Aslında Müslüman Cemiyeti de ‘ayrı bir bağımsız
devlet’ noktasına gelinceye kadar kendi içinde büyük fırtınalar yaşayacaktı.
Müslüman Hindistanlıların ayrı bir idare tesis etme fikri, ilk kez avukat,
filozof ve şair Muhammed İkbal’ın 29 Aralık 1930 günü yaptığı ünlü Allahabad
konuşması ile resmen gündemleşti. İkbal o konuşmasında her ne kadar tamamen
bağımsız bir devleti değil de, otonom Müslüman idari bölgelerin gerekliliğini
vurgulasa da bu konuşma, Müslüman çoğunluklu eyaletlerde ayrı devlet fikrini
besleyen en önemli dönemeç oldu. 1938’de yaşamını yitirecek İkbal, ömrünün son
yıllarında ise tamamen ‘’bağımsız bir Müslüman devleti’’ fikrine kayacaktı.
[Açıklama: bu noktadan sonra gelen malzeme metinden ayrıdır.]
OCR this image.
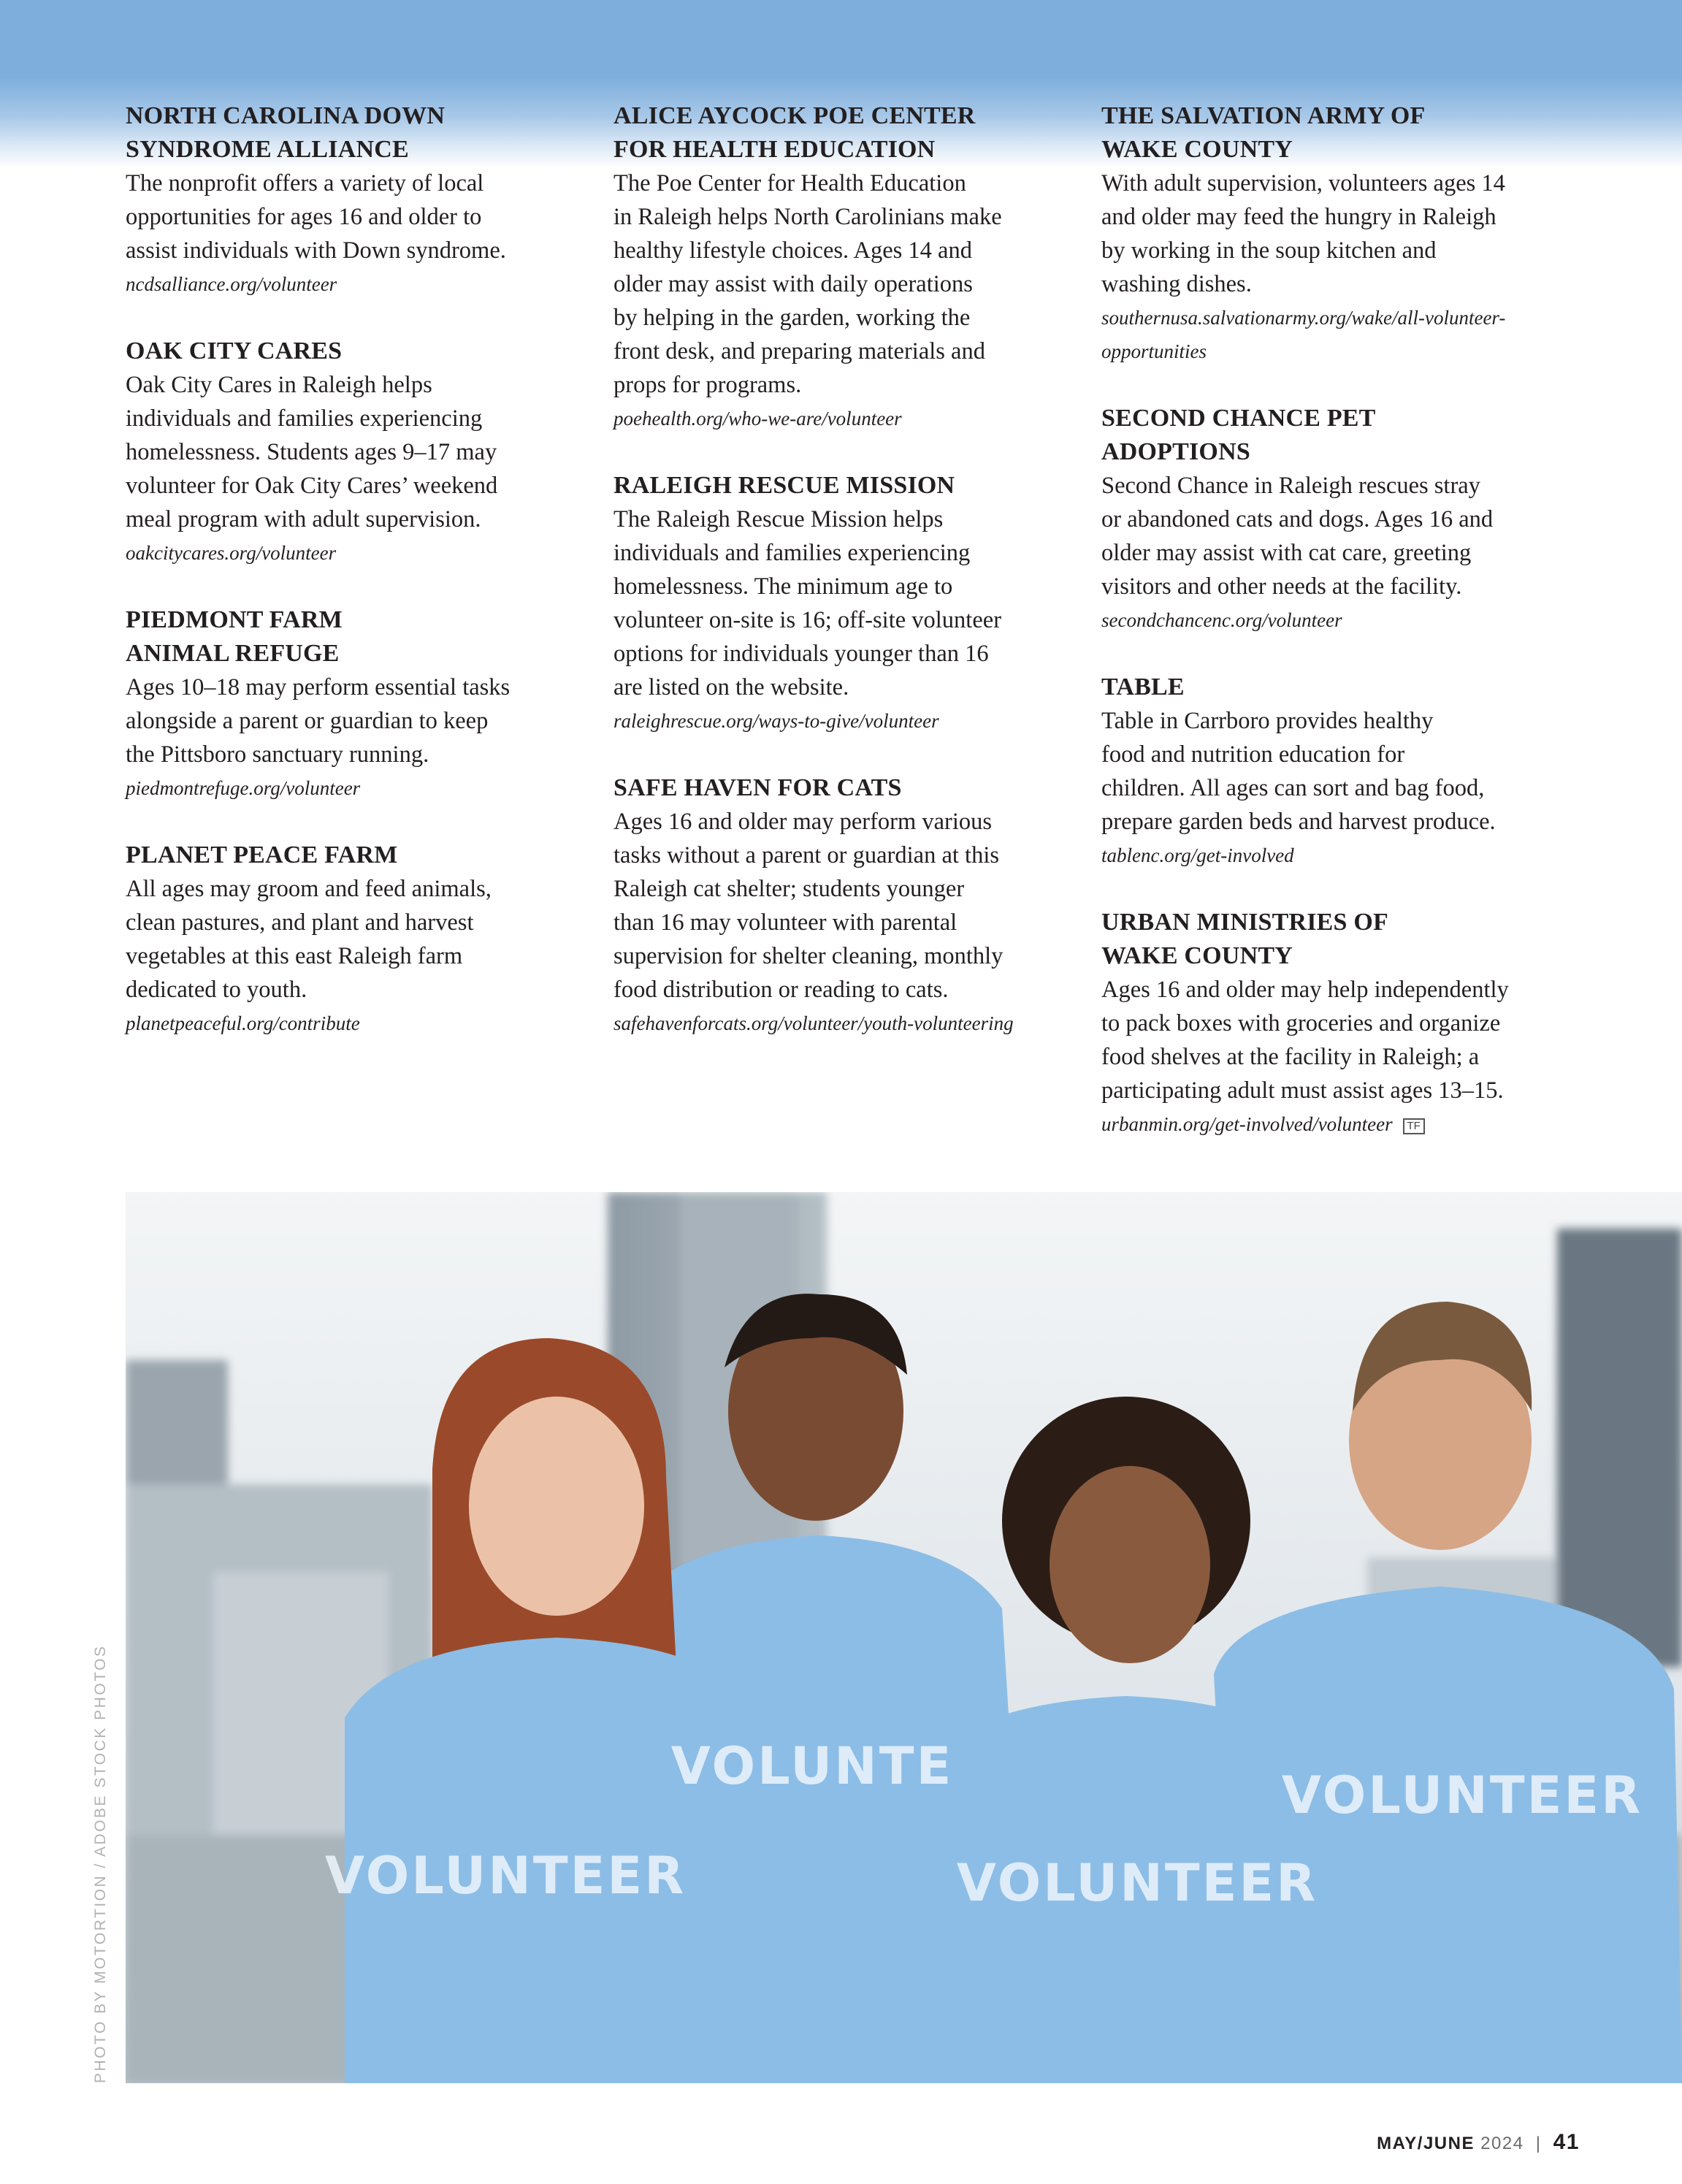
NORTH CAROLINA DOWN
SYNDROME ALLIANCE
The nonprofit offers a variety of local
opportunities for ages 16 and older to
assist individuals with Down syndrome.
ncdsalliance.org/volunteer
OAK CITY CARES
Oak City Cares in Raleigh helps
individuals and families experiencing
homelessness. Students ages 9–17 may
volunteer for Oak City Cares’ weekend
meal program with adult supervision.
oakcitycares.org/volunteer
PIEDMONT FARM
ANIMAL REFUGE
Ages 10–18 may perform essential tasks
alongside a parent or guardian to keep
the Pittsboro sanctuary running.
piedmontrefuge.org/volunteer
PLANET PEACE FARM
All ages may groom and feed animals,
clean pastures, and plant and harvest
vegetables at this east Raleigh farm
dedicated to youth.
planetpeaceful.org/contribute
ALICE AYCOCK POE CENTER
FOR HEALTH EDUCATION
The Poe Center for Health Education
in Raleigh helps North Carolinians make
healthy lifestyle choices. Ages 14 and
older may assist with daily operations
by helping in the garden, working the
front desk, and preparing materials and
props for programs.
poehealth.org/who-we-are/volunteer
RALEIGH RESCUE MISSION
The Raleigh Rescue Mission helps
individuals and families experiencing
homelessness. The minimum age to
volunteer on-site is 16; off-site volunteer
options for individuals younger than 16
are listed on the website.
raleighrescue.org/ways-to-give/volunteer
SAFE HAVEN FOR CATS
Ages 16 and older may perform various
tasks without a parent or guardian at this
Raleigh cat shelter; students younger
than 16 may volunteer with parental
supervision for shelter cleaning, monthly
food distribution or reading to cats.
safehavenforcats.org/volunteer/youth-volunteering
THE SALVATION ARMY OF
WAKE COUNTY
With adult supervision, volunteers ages 14
and older may feed the hungry in Raleigh
by working in the soup kitchen and
washing dishes.
southernusa.salvationarmy.org/wake/all-volunteer-
opportunities
SECOND CHANCE PET
ADOPTIONS
Second Chance in Raleigh rescues stray
or abandoned cats and dogs. Ages 16 and
older may assist with cat care, greeting
visitors and other needs at the facility.
secondchancenc.org/volunteer
TABLE
Table in Carrboro provides healthy
food and nutrition education for
children. All ages can sort and bag food,
prepare garden beds and harvest produce.
tablenc.org/get-involved
URBAN MINISTRIES OF
WAKE COUNTY
Ages 16 and older may help independently
to pack boxes with groceries and organize
food shelves at the facility in Raleigh; a
participating adult must assist ages 13–15.
urbanmin.org/get-involved/volunteer TF
VOLUNTEER
VOLUNTE
VOLUNTEER
VOLUNTEER
PHOTO BY MOTORTION / ADOBE STOCK PHOTOS
MAY/JUNE 2024 | 41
Gandhi ve Nehru’nun Müslüman Cemiyeti liderlerinin
endişelerini gidermede başarısız kalması ve başta Sardar Patel olmak üzere
Hindu milliyetçisi bazı liderlerin sesi daha gür çıkınca, Müslüman Ligi içinde,
bağımsızlıktan sonra tamamen Hindu çoğunluğun insafına kalacakları kaygısı da
gün be gün büyüdü.
‘İki devlet’ fikri, iyice belirginleşip
güçlendiği 1930’ların başından itibaren, etnik, dilsel veya kültürel farklılığa
değil, sadece tek bir kimliksel özelliğe, ‘dinsel kimliğe’ dayana geldi. Ve 28
Ocak 1933 günü Londra’daki Hindistan Konferansının katılımcılarına dağıtılan
küçük bir broşür ile ilk kez adı kondu. Cambridge Üniversitesinde hukuk
eğitimini sürdüren 35 yaşındaki Rahmet Ali’nin kaleme aldığı ‘Şimdi
Veya Asla; Ya Var Olacağız Ya da Yok Olup Gideceğiz’ başlıklı bu küçük
kitapçığın giriş cümlesinde, Hindistan’ın Müslüman yoğunluklu Kuzey Doğu
eyaletleri için ilk kez ‘PAKSTAN’ adı kullanıldı.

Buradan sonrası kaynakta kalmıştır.